Focus on two things:

  1. Understanding your boss's expectations. The only way you can do this is by asking. If there isn't an established work management system (ticketing system, bug tracker, project plan) that shows what assignments you're supposed to be working on, make sure there's a list. Write your own list if he doesn't give you one, and ask him to validate that you are focused correctly. Make sure the specific deliverable is understood, as well as timelines and who you're supposed to be interfacing with. It's hard to meet or exceed expectations if they're not clearly defined.

  2. Doing the best work you can. This goes beyond just trying hard. You've been given feedback that you aren't meeting expectations. Ask why you're being rated as a 2 and what it would take to meet a 4 rating. If you're not given specifics, ask for them. Make it clear that you're trying to learn versus trying to disprove your rating of 2. Once you have the feedback, act on it. If you can't figure things out on your own, ask for help - you probably know professors in your program that can help with technical skills, or another intern or developer at your employer. Ask your boss if there's someone in the department who's good at the things you need work on, and if you can speak with that person or work with them to learn.

Internships aren't supposed to be exams. They're supposed to be learning opportunities. And not just opportunities to learn specific technical skills, but opportunities to learn how to behave in a professional setting. A big part of professional behavior is being able to receive constructive feedback, and being able to act on it, in order to improve yourself. Being rated a 2 is a great opportunity to learn these lessons and put some effort into showing your boss and your coordinator that you're able to grow.

If you improve and get your passing grade, congrats.

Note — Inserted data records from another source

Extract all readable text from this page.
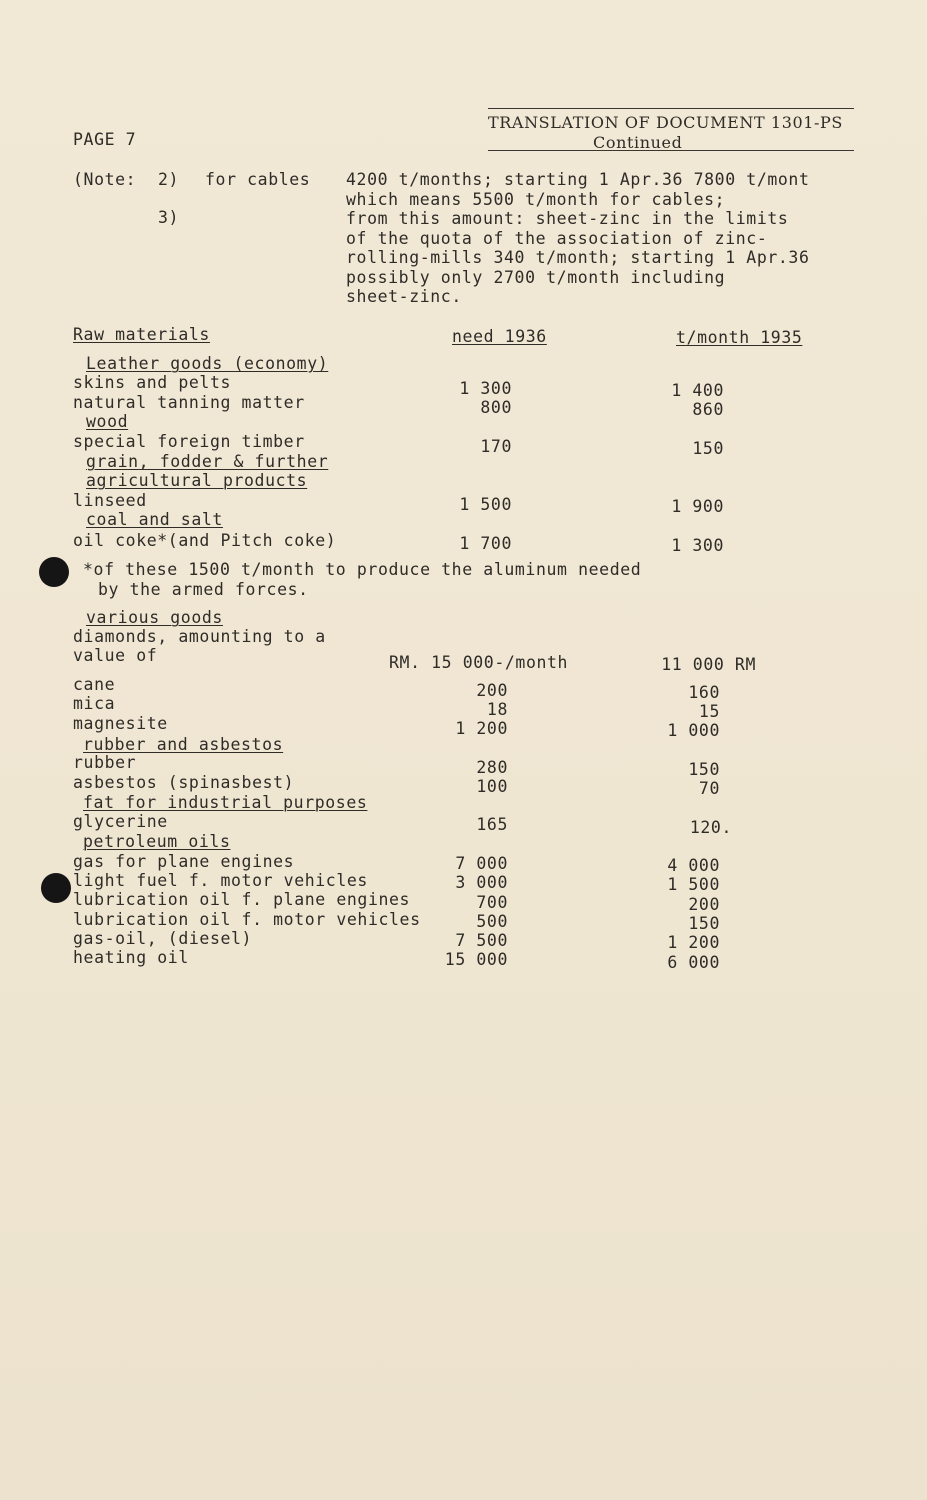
PAGE 7
TRANSLATION OF DOCUMENT 1301-PS
Continued
(Note: 2) for cables
3)
4200 t/months; starting 1 Apr.36 7800 t/mont
which means 5500 t/month for cables;
from this amount: sheet-zinc in the limits
of the quota of the association of zinc-
rolling-mills 340 t/month; starting 1 Apr.36
possibly only 2700 t/month including
sheet-zinc.
Raw materials	need 1936	t/month 1935
Leather goods (economy)
skins and pelts	1 300	1 400
natural tanning matter	800	860
wood
special foreign timber	170	150
grain, fodder & further
agricultural products
linseed	1 500	1 900
coal and salt
oil coke*(and Pitch coke)	1 700	1 300
*of these 1500 t/month to produce the aluminum needed
by the armed forces.
various goods
diamonds, amounting to a
value of	RM. 15 000-/month	11 000 RM
cane	200	160
mica	18	15
magnesite	1 200	1 000
rubber and asbestos
rubber	280	150
asbestos (spinasbest)	100	70
fat for industrial purposes
glycerine	165	120.
petroleum oils
gas for plane engines	7 000	4 000
light fuel f. motor vehicles	3 000	1 500
lubrication oil f. plane engines	700	200
lubrication oil f. motor vehicles	500	150
gas-oil, (diesel)	7 500	1 200
heating oil	15 000	6 000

If not, don't think of this as a failure, think of it as a learning opportunity. Incorporate what you've learned into your next internship (selecting where to intern, how to behave in the interview, how to make sure expectations are understood upfront, how to improve on areas where you aren't meeting expectations).

Failing at this internship doesn't mean all hope is lost. Speaking as a hiring manager, I'd rather hire someone who had a failed internship and a second one where they demonstrated that they solved the problems from the first, versus someone who just aced their way through an internship and maybe didn't gain anything from it except some lines on their resume.